Note: $80 billion from a single AI company to three cloud providers, plus Meta buying silicon years forward. The hyperscalers aren’t betting on AI — they’re underwriting it as core infrastructure. Any institution planning a five-year digital strategy is planning against this backdrop whether they realize it or not.

Sources: The Information, Financial Times

Google Secures 150 MW of Geothermal Power for Nevada Data Centers Through 2030

Ormat Technologies signed a power purchase agreement with NV Energy to deliver up to 150 megawatts of geothermal energy to support Google’s data center operations in Nevada through 2030. The deal represents a concrete step in the race to secure clean, baseload power for AI infrastructure — a constraint that’s increasingly shaping where and how fast AI capacity can scale.

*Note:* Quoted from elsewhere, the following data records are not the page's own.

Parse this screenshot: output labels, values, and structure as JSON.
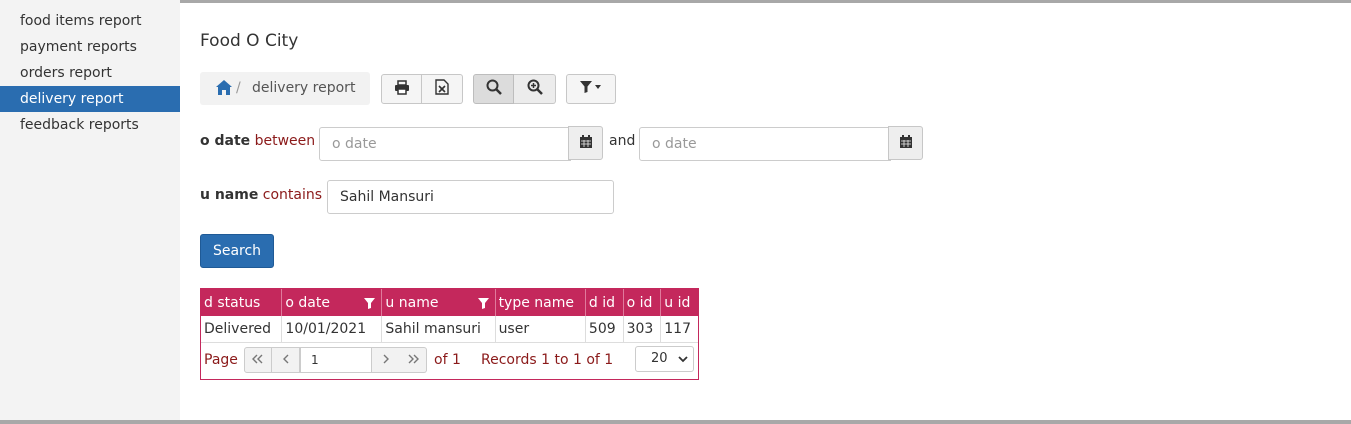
{
  "sidebar": {
    "items": [
      {
        "label": "food items report"
      },
      {
        "label": "payment reports"
      },
      {
        "label": "orders report"
      },
      {
        "label": "delivery report"
      },
      {
        "label": "feedback reports"
      }
    ],
    "active_index": 3
  },
  "header": {
    "title": "Food O City",
    "breadcrumb": {
      "separator": "/",
      "current": "delivery report"
    }
  },
  "toolbar": {
    "icons": [
      "print-icon",
      "excel-icon",
      "search-icon",
      "zoom-in-icon",
      "filter-icon"
    ]
  },
  "filters": {
    "o_date": {
      "field": "o date",
      "operator": "between",
      "placeholder_from": "o date",
      "conjunction": "and",
      "placeholder_to": "o date"
    },
    "u_name": {
      "field": "u name",
      "operator": "contains",
      "value": "Sahil Mansuri"
    }
  },
  "search_button": {
    "label": "Search"
  },
  "grid": {
    "columns": [
      "d status",
      "o date",
      "u name",
      "type name",
      "d id",
      "o id",
      "u id"
    ],
    "rows": [
      [
        "Delivered",
        "10/01/2021",
        "Sahil mansuri",
        "user",
        "509",
        "303",
        "117"
      ]
    ],
    "pager": {
      "page_label": "Page",
      "page_value": "1",
      "of_label": "of 1",
      "records": "Records 1 to 1 of 1",
      "page_size": "20"
    }
  },
  "colors": {
    "accent": "#2a6db0",
    "grid_header": "#c4285c",
    "operator_text": "#8b1a1a"
  }
}
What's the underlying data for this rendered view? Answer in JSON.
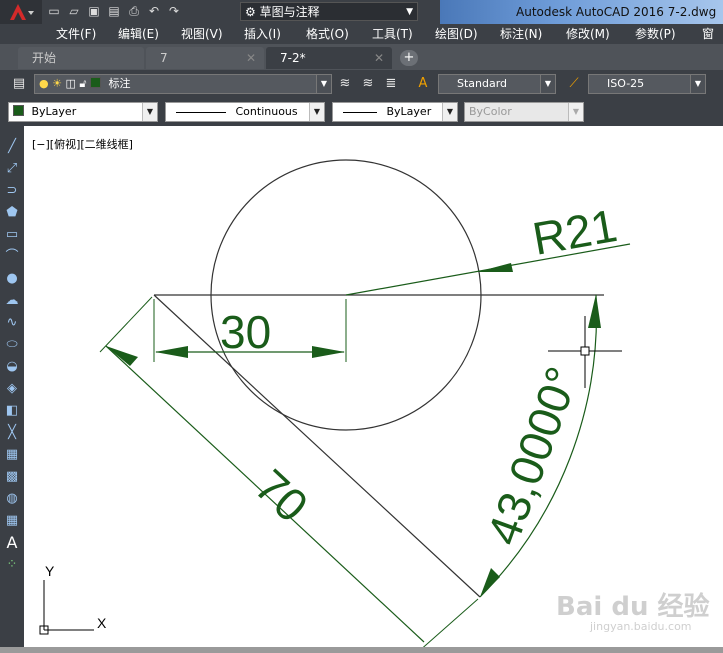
{
  "window": {
    "title": "Autodesk AutoCAD 2016    7-2.dwg",
    "app_button_icon": "autocad-logo-icon",
    "quick_access_icons": [
      "new-icon",
      "open-icon",
      "save-icon",
      "saveas-icon",
      "print-icon",
      "undo-icon",
      "redo-icon"
    ],
    "workspace": "⚙ 草图与注释"
  },
  "menu": [
    "文件(F)",
    "编辑(E)",
    "视图(V)",
    "插入(I)",
    "格式(O)",
    "工具(T)",
    "绘图(D)",
    "标注(N)",
    "修改(M)",
    "参数(P)",
    "窗口"
  ],
  "tabs": [
    {
      "label": "开始",
      "active": false
    },
    {
      "label": "7",
      "active": false
    },
    {
      "label": "7-2*",
      "active": true
    }
  ],
  "ribbon": {
    "layer_name": "标注",
    "text_style": "Standard",
    "dim_style": "ISO-25",
    "color": "ByLayer",
    "linetype_label": "Continuous",
    "lineweight_label": "ByLayer",
    "plot_style": "ByColor"
  },
  "viewport": {
    "label": "[−][俯视][二维线框]",
    "ucs_y": "Y",
    "ucs_x": "X"
  },
  "dimensions": {
    "radius": "R21",
    "linear": "30",
    "aligned": "70",
    "angle": "43,0000°"
  },
  "colors": {
    "dimension_green": "#1a5c1a",
    "geometry_dark": "#333333",
    "chrome_dark": "#3c4046"
  },
  "watermark": {
    "brand": "Bai du 经验",
    "url": "jingyan.baidu.com"
  }
}
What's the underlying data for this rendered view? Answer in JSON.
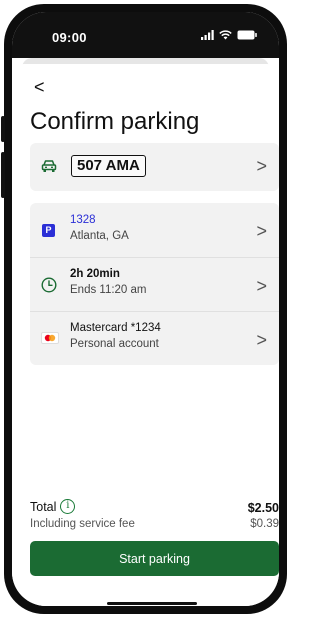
{
  "status": {
    "time": "09:00"
  },
  "header": {
    "back_icon": "chevron-left-icon",
    "back_glyph": "<",
    "title": "Confirm parking"
  },
  "vehicle": {
    "icon": "car-icon",
    "plate": "507 AMA"
  },
  "details": {
    "location": {
      "icon": "parking-p-icon",
      "badge": "P",
      "zone": "1328",
      "city": "Atlanta, GA"
    },
    "duration": {
      "icon": "clock-icon",
      "length": "2h 20min",
      "ends": "Ends 11:20 am"
    },
    "payment": {
      "icon": "mastercard-icon",
      "card": "Mastercard *1234",
      "account": "Personal account"
    }
  },
  "summary": {
    "total_label": "Total",
    "total_value": "$2.50",
    "info_glyph": "i",
    "fee_label": "Including service fee",
    "fee_value": "$0.39"
  },
  "action": {
    "start_label": "Start parking"
  },
  "colors": {
    "accent_green": "#1b6b33",
    "zone_blue": "#2b2fd6",
    "card_bg": "#f2f2f2"
  }
}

Sources: Ormat Technologies

Microsoft Commits $50 Billion to AI Infrastructure Across the Global South by 2030

Microsoft confirmed it is on pace to invest $50 billion in AI infrastructure across the Global South by 2030, expanding data center capacity and cloud services in regions that have historically lagged in digital infrastructure. The investment covers physical infrastructure, training programs, and partnerships with local institutions.

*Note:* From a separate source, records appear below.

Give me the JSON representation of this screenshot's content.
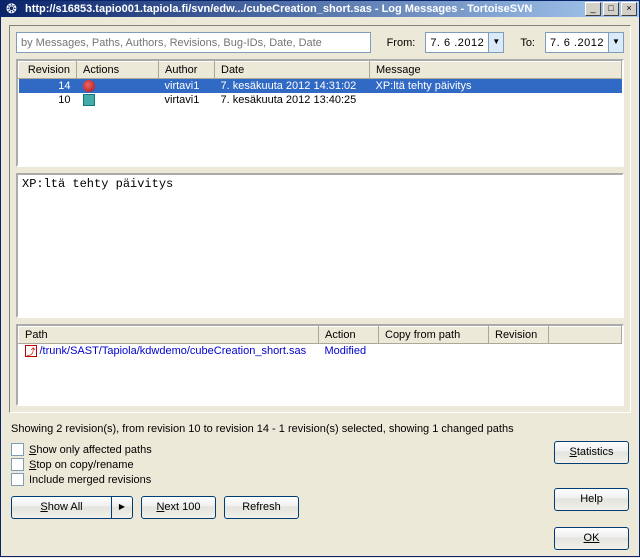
{
  "titlebar": {
    "text": "http://s16853.tapio001.tapiola.fi/svn/edw.../cubeCreation_short.sas - Log Messages - TortoiseSVN"
  },
  "filter": {
    "placeholder": "by Messages, Paths, Authors, Revisions, Bug-IDs, Date, Date",
    "from_label": "From:",
    "to_label": "To:",
    "from_value": "7. 6 .2012",
    "to_value": "7. 6 .2012"
  },
  "log_columns": {
    "revision": "Revision",
    "actions": "Actions",
    "author": "Author",
    "date": "Date",
    "message": "Message"
  },
  "log_rows": [
    {
      "revision": "14",
      "author": "virtavi1",
      "date": "7. kesäkuuta 2012 14:31:02",
      "message": "XP:ltä tehty päivitys",
      "selected": true
    },
    {
      "revision": "10",
      "author": "virtavi1",
      "date": "7. kesäkuuta 2012 13:40:25",
      "message": "",
      "selected": false
    }
  ],
  "message_text": "XP:ltä tehty päivitys",
  "paths_columns": {
    "path": "Path",
    "action": "Action",
    "copy_from": "Copy from path",
    "revision": "Revision"
  },
  "paths_rows": [
    {
      "path": "/trunk/SAST/Tapiola/kdwdemo/cubeCreation_short.sas",
      "action": "Modified"
    }
  ],
  "status": "Showing 2 revision(s), from revision 10 to revision 14 - 1 revision(s) selected, showing 1 changed paths",
  "checks": {
    "affected": "Show only affected paths",
    "stop": "Stop on copy/rename",
    "merged": "Include merged revisions"
  },
  "buttons": {
    "statistics": "Statistics",
    "help": "Help",
    "show_all": "Show All",
    "next_100": "Next 100",
    "refresh": "Refresh",
    "ok": "OK"
  }
}
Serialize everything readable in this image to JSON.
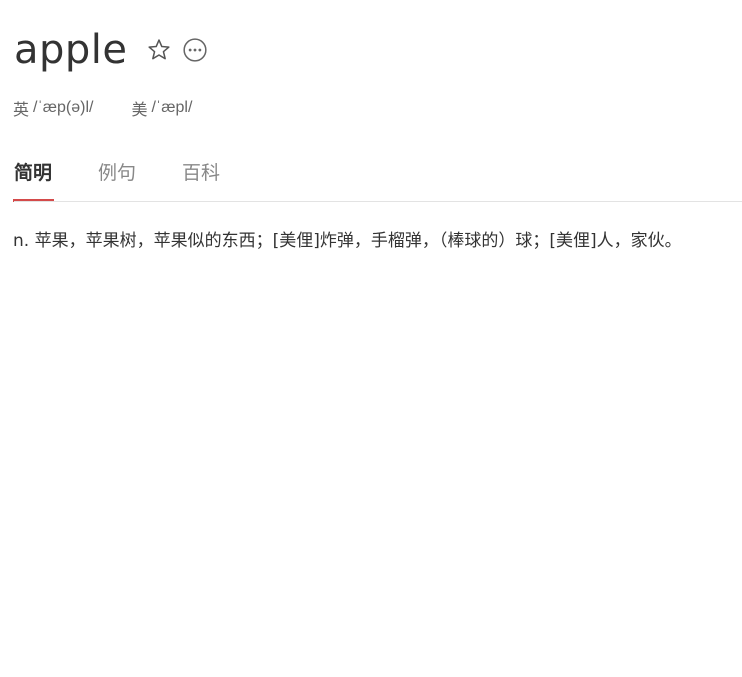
{
  "entry": {
    "word": "apple",
    "favorite_icon": "star-outline-icon",
    "more_icon": "more-circle-icon"
  },
  "phonetics": {
    "uk_label": "英",
    "uk_ipa": "/ˈæp(ə)l/",
    "us_label": "美",
    "us_ipa": "/ˈæpl/"
  },
  "tabs": [
    {
      "label": "简明",
      "active": true
    },
    {
      "label": "例句",
      "active": false
    },
    {
      "label": "百科",
      "active": false
    }
  ],
  "colors": {
    "accent": "#d44a4a",
    "text": "#333333",
    "muted": "#888888"
  },
  "definition": {
    "text": "n. 苹果，苹果树，苹果似的东西；[美俚]炸弹，手榴弹，（棒球的）球；[美俚]人，家伙。"
  }
}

Note: When a single company commits $50 billion to build AI infrastructure in developing regions, the competitive baseline for digital capacity shifts globally. European institutions operating in or partnering with these regions will encounter a different technology landscape than the one they planned for.

Sources: Reuters

How You’ll Buy Software Is About to Change

Microsoft’s AI Chief: Most “Sitting at a Computer” Work Fully Automated Within 18 Months

Mustafa Suleyman, Microsoft’s head of AI, predicted that most work involving “sitting down at a computer” will be fully automated within 18 months. The statement comes from the company currently deploying Copilot to hundreds of millions of enterprise users and embedding AI across the Office suite, Azure, and Windows.

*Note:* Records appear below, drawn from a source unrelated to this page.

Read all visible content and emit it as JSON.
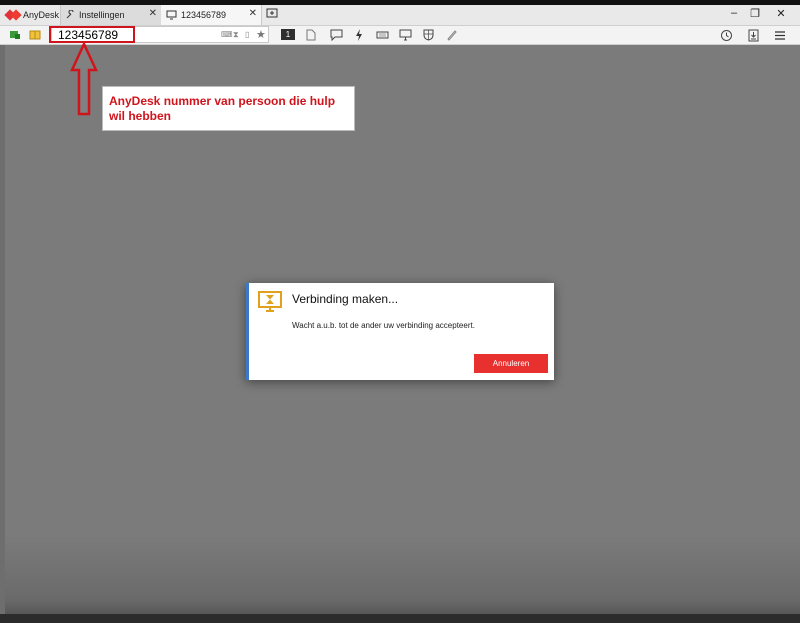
{
  "tabs": {
    "brand": "AnyDesk",
    "settings": "Instellingen",
    "session": "123456789"
  },
  "address": {
    "value": "123456789"
  },
  "toolbar": {
    "monitor_number": "1"
  },
  "annotation": {
    "text": "AnyDesk nummer van persoon die hulp wil hebben"
  },
  "dialog": {
    "title": "Verbinding maken...",
    "message": "Wacht a.u.b. tot de ander uw verbinding accepteert.",
    "cancel_label": "Annuleren"
  },
  "colors": {
    "brand_red": "#e0343a",
    "annotation_red": "#d0141c",
    "accent_blue": "#3a78c9",
    "hourglass_gold": "#e0a21e",
    "cancel_red": "#e8302f"
  },
  "icons": [
    "anydesk-logo-icon",
    "wrench-icon",
    "monitor-icon",
    "close-icon",
    "new-tab-icon",
    "minimize-icon",
    "restore-icon",
    "window-close-icon",
    "connection-icon",
    "address-book-icon",
    "keyboard-icon",
    "hourglass-icon",
    "file-icon",
    "star-icon",
    "file-transfer-icon",
    "chat-icon",
    "lightning-icon",
    "display-icon",
    "shield-icon",
    "pen-icon",
    "history-icon",
    "download-icon",
    "menu-icon"
  ]
}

Note: This isn’t a startup founder pitching investors. It’s the AI lead at the company that supplies productivity software to most of the world’s institutions. Whether the timeline is exact matters less than the planning implication: if even half this prediction holds, workforce planning, training budgets, and role definitions need to be revisited now — not after the tools arrive.

Sources: Fortune

Per-Seat Software Licensing Is Dying — Agents Don’t Need Logins

Per-seat SaaS licensing is giving way to consumption-based pricing as AI agents replace human users across enterprise software. The billing unit is shifting from “user” to “tasks completed” and “tokens consumed.” Snowflake and Databricks are already pricing this way. The shift threatens the predictable recurring revenue model that has defined enterprise software valuations — and the procurement assumptions institutions have built around it.

Note: Procurement teams that negotiate software contracts by headcount are negotiating in a unit of measurement that’s becoming obsolete. Consumption pricing means costs scale with usage, not seats — which can be better or worse depending on how your organization actually uses the tools. Worth understanding before the next renewal cycle.